The Donner Party continued south-westward to Fort Bridger, where the Hastings Cutoff began, and they set out on the new (un-tested) route on August 31. They endured great hardships while crossing the Wasatch Mountains and the Great Salt Lake Desert, and they finally rejoined the California Trail near modern Elko, Nevada, on September 26. The "shortcut" had taken them three weeks longer than the customary route to California.

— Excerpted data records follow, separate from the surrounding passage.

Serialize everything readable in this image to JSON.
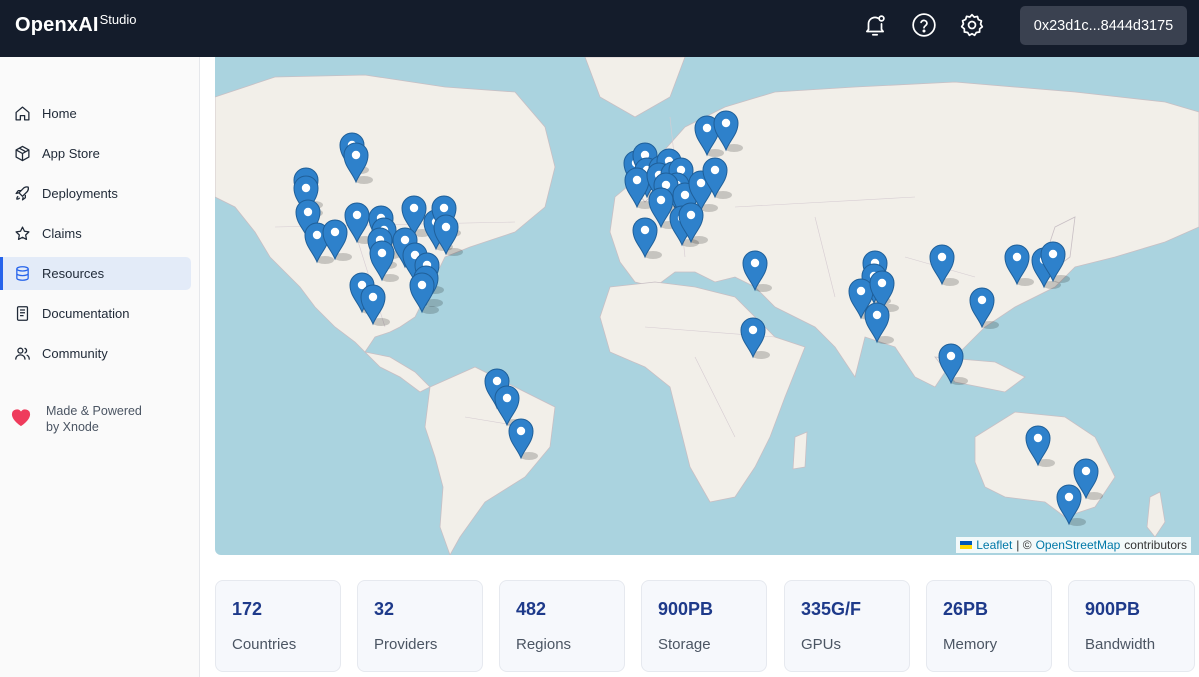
{
  "header": {
    "brand": "OpenxAI",
    "brand_sub": "Studio",
    "wallet": "0x23d1c...8444d3175",
    "icons": [
      "bell-icon",
      "help-icon",
      "settings-icon"
    ]
  },
  "sidebar": {
    "items": [
      {
        "label": "Home",
        "icon": "home-icon",
        "active": false
      },
      {
        "label": "App Store",
        "icon": "box-icon",
        "active": false
      },
      {
        "label": "Deployments",
        "icon": "rocket-icon",
        "active": false
      },
      {
        "label": "Claims",
        "icon": "star-icon",
        "active": false
      },
      {
        "label": "Resources",
        "icon": "database-icon",
        "active": true
      },
      {
        "label": "Documentation",
        "icon": "book-icon",
        "active": false
      },
      {
        "label": "Community",
        "icon": "users-icon",
        "active": false
      }
    ],
    "powered": "Made & Powered by Xnode"
  },
  "map": {
    "attribution_leaflet": "Leaflet",
    "attribution_sep": "| ©",
    "attribution_osm": "OpenStreetMap",
    "attribution_tail": "contributors"
  },
  "stats": [
    {
      "value": "172",
      "label": "Countries"
    },
    {
      "value": "32",
      "label": "Providers"
    },
    {
      "value": "482",
      "label": "Regions"
    },
    {
      "value": "900PB",
      "label": "Storage"
    },
    {
      "value": "335G/F",
      "label": "GPUs"
    },
    {
      "value": "26PB",
      "label": "Memory"
    },
    {
      "value": "900PB",
      "label": "Bandwidth"
    }
  ],
  "colors": {
    "topbar": "#141c2b",
    "accent": "#2563eb",
    "stat_value": "#1e3a8a",
    "marker": "#2e81cb",
    "water": "#aad3df",
    "land": "#f2efe9"
  }
}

When they reached the Sierra Nevada mountains toward the end of October, an early snowstorm blocked their way over what is now known as Donner Pass. Demoralized and low on supplies, about three quarters of the emigrants camped at the east end of Donner Lake, while the George and Jacob Donner families and a few others camped about six miles away, at Alder Creek, just north of present-day Truckee. The two Donner families actually were lagging behind the others and were stopped at Alder Creek by injuries and the early snow.



Sites
Visitors can go to the Alder Creek campsite by driving a few miles north of Truckee on Highway 89. The National Historic Landmark is on the right-hand side (east) of 89. There is parking and a trail and markers identifying various places where the Donner families spent the winter of 1846-7. Most did not make it to Sutter’s Fort in the spring of 1847.



Visitors can also go to the main campsite at the Donner Memorial State Park just west of Truckee on Donner Pass Road. This park is on the eastern edge of Donner Lake.